Sejauh ini, Kementerian Kehutanan baru bisa memberikan masing-masing Rp50 juta sebagai bantuan dana pengembangan Hutan Desa Segamai dan Serapung. Karena itu, ia mengatakan peran pemerintah daerah diera desentralisasi juga sangat sentral untuk melakukan pendampingan dan mendorong pengembangan hutan desa.
"Termasuk juga pendanaan itu harus," kata politisi PAN itu.
Ia berharap banyak kegiatan positif dari hutan desa yang bisa meningkatkan ekonomi masyarakat, misalkan berupa perdagangan karbon dalam jasa lingkungan.

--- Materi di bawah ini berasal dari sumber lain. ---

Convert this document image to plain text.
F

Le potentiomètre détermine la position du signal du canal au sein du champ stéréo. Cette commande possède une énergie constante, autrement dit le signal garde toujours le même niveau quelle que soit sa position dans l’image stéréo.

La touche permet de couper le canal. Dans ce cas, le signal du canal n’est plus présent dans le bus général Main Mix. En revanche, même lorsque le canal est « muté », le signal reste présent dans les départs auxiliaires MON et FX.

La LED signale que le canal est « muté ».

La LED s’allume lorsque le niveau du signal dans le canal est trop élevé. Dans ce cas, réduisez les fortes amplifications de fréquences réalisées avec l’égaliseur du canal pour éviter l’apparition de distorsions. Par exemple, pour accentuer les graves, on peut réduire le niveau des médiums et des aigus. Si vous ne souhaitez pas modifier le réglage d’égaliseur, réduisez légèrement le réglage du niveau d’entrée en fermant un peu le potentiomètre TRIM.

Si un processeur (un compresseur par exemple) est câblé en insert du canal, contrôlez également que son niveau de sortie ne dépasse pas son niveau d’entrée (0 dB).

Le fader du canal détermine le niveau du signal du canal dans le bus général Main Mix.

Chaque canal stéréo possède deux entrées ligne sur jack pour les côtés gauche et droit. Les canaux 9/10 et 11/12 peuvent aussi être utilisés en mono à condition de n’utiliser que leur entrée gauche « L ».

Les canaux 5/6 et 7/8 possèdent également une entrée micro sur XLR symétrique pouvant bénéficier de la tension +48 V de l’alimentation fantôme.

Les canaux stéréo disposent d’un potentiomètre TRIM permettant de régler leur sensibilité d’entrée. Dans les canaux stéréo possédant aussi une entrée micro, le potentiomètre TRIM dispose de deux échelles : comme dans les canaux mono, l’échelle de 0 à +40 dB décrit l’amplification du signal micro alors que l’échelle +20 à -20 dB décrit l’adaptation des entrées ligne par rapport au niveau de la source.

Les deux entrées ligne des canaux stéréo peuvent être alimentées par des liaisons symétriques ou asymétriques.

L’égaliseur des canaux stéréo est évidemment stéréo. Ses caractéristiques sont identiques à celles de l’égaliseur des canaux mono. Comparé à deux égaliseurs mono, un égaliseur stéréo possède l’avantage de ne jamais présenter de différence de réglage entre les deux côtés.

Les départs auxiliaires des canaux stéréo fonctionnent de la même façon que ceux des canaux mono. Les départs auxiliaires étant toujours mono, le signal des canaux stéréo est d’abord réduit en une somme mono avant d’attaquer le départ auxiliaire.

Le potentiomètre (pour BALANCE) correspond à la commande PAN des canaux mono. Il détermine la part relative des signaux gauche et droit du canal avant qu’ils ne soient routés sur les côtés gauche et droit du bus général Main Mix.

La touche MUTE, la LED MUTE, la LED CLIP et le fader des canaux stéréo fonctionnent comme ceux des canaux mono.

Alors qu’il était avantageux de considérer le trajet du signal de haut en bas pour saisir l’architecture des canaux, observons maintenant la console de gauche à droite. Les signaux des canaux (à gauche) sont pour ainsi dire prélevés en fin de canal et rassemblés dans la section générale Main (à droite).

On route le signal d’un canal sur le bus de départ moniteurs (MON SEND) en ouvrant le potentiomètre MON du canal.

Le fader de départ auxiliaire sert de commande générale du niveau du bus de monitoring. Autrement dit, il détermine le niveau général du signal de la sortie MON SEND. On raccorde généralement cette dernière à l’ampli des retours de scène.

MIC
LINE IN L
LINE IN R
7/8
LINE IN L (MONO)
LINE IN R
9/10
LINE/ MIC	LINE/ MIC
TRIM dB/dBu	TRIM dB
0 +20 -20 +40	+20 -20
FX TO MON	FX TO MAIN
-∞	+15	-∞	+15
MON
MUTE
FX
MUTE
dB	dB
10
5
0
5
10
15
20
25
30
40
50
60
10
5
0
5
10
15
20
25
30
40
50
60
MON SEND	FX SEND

"Tidak semua bisa dikerjakan pemerintah pusat," katanya.
Peran swasta
Keberadaan Hutan Desa Serapung dan Segamai ternyata juga menarik perhatian pihak swasta untuk melakukan pengelolaan bersama. Direktur PT Gemilang Cipta Nusantara (GCN), Dian Novarina, mengatakan Hutan Desa Segamai-Serapung lokasinya berbatasan langsung dengan areal restorasi ekosistem PT GCN.
Baik areal PT GCN maupun areal hutan desa, lanjutnya, berlokasi di bagian tengah Semenanjung Kampar. Namun, kedua areal tersebut sudah terdapat ancaman kegiatan perambahan hutan dan pembalakan liar yang dari waktu ke waktu semakin mengkhawatirkan.
Dengan kondisi tersebut, ia mengatakan sejak awal PT GCN menyadari bahwa kerja sama dengan pengelola hutan desa untuk menjaga keamanan kawasan adalah penting untuk dilakukan.
"PT GCN berkomitmen untuk melakukan upaya terbaik dalam pengamanan kawasan areal konsesi restorasi ekosistem, dan siap untuk bekerja sama melakukan pengamanan areal di kawasan tersebut bersama dengan masyarakat setempat dan pihak-pihak terkait lainnya," ujarnya.
Menurut dia, pihaknya selalu membuka diri karena kami yakin bahwa hal itu penting untuk menyukseskan program hutan desa maupun program restorasi ekosistem, dan tentunya secara umum untuk melestarikan Semenanjung Kampar.
"Kami berkeinginan untuk dapat berkontribusi secara nyata dalam upaya bersama berbagai pihak untuk menjaga hutan dan lingkungan di kawasan Semenanjung Kampar, sehingga bisa terjaga kelestariannya, produktif secara landscape, dan sekaligus dapat menyejahterakan masyakat," ujarnya.